National Donut Day or National Doughnut Day, celebrated in the United States and in some other countries, is on the first Friday of June of each year, succeeding the doughnut event created by The Salvation Army in Chicago in 1938 to honor those of their members who served doughnuts to soldiers during World War I. The holiday celebrates the doughnut. Many American doughnut stores offer free doughnuts on  the occasion.

History

National Donut Day started in 1938 as a fundraiser for Chicago's The Salvation Army.
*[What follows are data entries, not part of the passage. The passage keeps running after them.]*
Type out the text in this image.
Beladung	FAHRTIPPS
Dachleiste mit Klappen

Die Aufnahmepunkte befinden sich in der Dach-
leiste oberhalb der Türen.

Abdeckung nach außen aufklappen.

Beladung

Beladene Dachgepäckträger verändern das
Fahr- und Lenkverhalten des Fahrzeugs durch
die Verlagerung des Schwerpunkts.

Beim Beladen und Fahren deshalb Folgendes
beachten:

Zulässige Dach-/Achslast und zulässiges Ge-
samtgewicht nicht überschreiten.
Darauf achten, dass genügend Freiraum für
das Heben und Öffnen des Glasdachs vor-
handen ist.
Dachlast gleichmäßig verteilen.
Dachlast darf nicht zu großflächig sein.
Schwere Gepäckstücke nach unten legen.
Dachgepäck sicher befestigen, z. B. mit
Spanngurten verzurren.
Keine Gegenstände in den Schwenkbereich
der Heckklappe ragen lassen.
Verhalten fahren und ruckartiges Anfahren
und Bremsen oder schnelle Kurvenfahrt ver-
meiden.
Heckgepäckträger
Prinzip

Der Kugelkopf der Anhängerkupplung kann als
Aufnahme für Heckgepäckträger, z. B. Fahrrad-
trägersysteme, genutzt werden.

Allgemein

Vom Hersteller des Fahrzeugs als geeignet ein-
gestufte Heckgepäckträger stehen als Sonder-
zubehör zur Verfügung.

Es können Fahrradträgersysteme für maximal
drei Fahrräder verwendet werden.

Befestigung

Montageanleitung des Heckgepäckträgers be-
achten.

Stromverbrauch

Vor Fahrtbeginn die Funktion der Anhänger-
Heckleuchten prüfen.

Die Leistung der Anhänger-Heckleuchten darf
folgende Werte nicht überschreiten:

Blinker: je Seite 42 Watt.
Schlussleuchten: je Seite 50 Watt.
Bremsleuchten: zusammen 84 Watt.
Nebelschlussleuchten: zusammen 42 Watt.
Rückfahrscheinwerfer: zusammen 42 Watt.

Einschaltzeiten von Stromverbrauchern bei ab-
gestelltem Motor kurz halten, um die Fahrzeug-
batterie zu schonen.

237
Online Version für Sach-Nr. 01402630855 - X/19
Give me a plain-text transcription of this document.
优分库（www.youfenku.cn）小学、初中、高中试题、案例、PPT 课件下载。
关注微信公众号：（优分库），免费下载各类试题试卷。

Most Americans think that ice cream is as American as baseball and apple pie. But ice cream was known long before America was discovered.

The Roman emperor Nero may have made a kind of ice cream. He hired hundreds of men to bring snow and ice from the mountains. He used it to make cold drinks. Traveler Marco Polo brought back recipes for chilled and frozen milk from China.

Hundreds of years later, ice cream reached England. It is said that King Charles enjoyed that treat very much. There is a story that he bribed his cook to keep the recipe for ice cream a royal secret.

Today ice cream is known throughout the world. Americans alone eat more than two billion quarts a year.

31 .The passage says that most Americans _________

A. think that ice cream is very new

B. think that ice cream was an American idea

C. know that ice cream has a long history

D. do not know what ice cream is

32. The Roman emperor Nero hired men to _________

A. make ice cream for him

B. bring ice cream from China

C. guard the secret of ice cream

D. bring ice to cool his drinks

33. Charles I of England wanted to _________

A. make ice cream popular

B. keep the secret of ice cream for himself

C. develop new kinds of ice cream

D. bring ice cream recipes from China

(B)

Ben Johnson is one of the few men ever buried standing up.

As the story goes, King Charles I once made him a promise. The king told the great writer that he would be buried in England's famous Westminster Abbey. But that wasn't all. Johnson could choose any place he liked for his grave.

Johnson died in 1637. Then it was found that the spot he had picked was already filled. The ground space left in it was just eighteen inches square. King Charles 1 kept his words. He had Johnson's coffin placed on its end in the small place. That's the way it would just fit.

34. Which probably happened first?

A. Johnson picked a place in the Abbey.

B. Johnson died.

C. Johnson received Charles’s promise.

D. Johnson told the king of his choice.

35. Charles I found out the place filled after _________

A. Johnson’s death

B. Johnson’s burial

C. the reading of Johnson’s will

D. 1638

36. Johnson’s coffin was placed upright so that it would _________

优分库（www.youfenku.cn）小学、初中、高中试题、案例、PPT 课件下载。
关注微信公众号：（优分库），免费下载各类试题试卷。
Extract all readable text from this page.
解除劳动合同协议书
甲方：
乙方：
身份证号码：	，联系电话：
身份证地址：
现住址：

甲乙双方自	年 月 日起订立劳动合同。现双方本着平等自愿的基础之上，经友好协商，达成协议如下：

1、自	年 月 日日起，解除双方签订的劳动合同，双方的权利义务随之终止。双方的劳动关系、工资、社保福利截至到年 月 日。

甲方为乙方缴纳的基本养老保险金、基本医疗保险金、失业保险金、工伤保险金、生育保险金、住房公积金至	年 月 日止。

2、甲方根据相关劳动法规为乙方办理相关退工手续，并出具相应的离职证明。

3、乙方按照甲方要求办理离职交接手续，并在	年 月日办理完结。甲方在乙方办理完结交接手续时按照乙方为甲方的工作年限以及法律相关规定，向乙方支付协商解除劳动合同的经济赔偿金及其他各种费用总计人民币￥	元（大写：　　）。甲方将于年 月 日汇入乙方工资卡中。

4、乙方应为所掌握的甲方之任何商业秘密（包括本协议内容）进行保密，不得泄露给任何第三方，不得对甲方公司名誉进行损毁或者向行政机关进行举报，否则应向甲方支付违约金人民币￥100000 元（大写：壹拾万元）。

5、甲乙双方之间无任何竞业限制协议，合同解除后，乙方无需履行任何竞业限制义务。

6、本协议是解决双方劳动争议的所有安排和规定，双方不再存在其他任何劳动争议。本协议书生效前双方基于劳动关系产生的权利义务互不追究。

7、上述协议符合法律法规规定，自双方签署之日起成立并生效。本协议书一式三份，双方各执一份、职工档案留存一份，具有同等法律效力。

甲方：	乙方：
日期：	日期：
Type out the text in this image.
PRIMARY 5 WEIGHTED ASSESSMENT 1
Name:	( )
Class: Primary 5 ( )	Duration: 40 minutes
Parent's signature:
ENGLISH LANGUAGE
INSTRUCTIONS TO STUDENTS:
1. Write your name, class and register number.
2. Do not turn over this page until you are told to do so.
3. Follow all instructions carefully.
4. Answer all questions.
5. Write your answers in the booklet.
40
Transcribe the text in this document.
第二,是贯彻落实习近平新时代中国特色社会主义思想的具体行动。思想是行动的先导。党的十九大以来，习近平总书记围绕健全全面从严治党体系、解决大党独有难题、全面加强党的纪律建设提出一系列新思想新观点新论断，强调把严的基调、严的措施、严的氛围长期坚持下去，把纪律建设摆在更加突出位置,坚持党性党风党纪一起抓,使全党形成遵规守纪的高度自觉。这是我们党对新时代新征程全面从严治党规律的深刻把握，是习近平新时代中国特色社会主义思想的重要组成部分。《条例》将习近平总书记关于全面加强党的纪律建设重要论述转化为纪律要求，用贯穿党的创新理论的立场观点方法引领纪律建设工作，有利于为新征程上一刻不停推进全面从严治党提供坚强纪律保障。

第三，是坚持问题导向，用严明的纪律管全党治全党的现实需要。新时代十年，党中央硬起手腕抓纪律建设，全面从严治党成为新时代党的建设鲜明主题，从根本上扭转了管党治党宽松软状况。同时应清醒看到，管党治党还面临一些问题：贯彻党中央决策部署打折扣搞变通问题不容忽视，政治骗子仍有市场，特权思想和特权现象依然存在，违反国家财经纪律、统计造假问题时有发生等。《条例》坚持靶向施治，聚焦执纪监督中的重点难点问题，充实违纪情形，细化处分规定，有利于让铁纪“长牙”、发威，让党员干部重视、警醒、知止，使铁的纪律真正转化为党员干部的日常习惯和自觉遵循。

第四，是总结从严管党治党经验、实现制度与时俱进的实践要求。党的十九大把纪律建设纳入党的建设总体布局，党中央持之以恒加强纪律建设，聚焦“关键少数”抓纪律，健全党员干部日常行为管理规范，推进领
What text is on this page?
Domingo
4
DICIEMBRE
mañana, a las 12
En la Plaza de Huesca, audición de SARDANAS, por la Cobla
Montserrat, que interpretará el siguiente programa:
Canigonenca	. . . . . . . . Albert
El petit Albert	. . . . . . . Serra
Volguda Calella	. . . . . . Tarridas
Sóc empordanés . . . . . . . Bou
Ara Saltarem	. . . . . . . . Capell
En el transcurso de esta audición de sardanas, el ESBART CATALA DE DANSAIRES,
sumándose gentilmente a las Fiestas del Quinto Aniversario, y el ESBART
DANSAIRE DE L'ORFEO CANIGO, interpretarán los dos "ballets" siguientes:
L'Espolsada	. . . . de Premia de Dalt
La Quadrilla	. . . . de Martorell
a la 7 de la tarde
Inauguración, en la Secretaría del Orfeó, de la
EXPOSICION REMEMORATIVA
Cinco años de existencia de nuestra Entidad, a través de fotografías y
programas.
Their goal was to help those in need during the Great Depression, and to honor the Salvation Army "Lassies" of World War I, who served doughnuts to soldiers.

Soon after the entrance of the United States into World War I in 1917, the Salvation Army sent a fact-finding mission to France. The mission concluded that the needs of American enlisted men could be met by canteens/social centers termed "huts" that could serve baked goods, provide writing supplies and stamps, and provide a clothes-mending service. Typically, six staff members per hut would include four female volunteers who could "mother" the boys. These huts were established by the Salvation Army in the United States near army training centers.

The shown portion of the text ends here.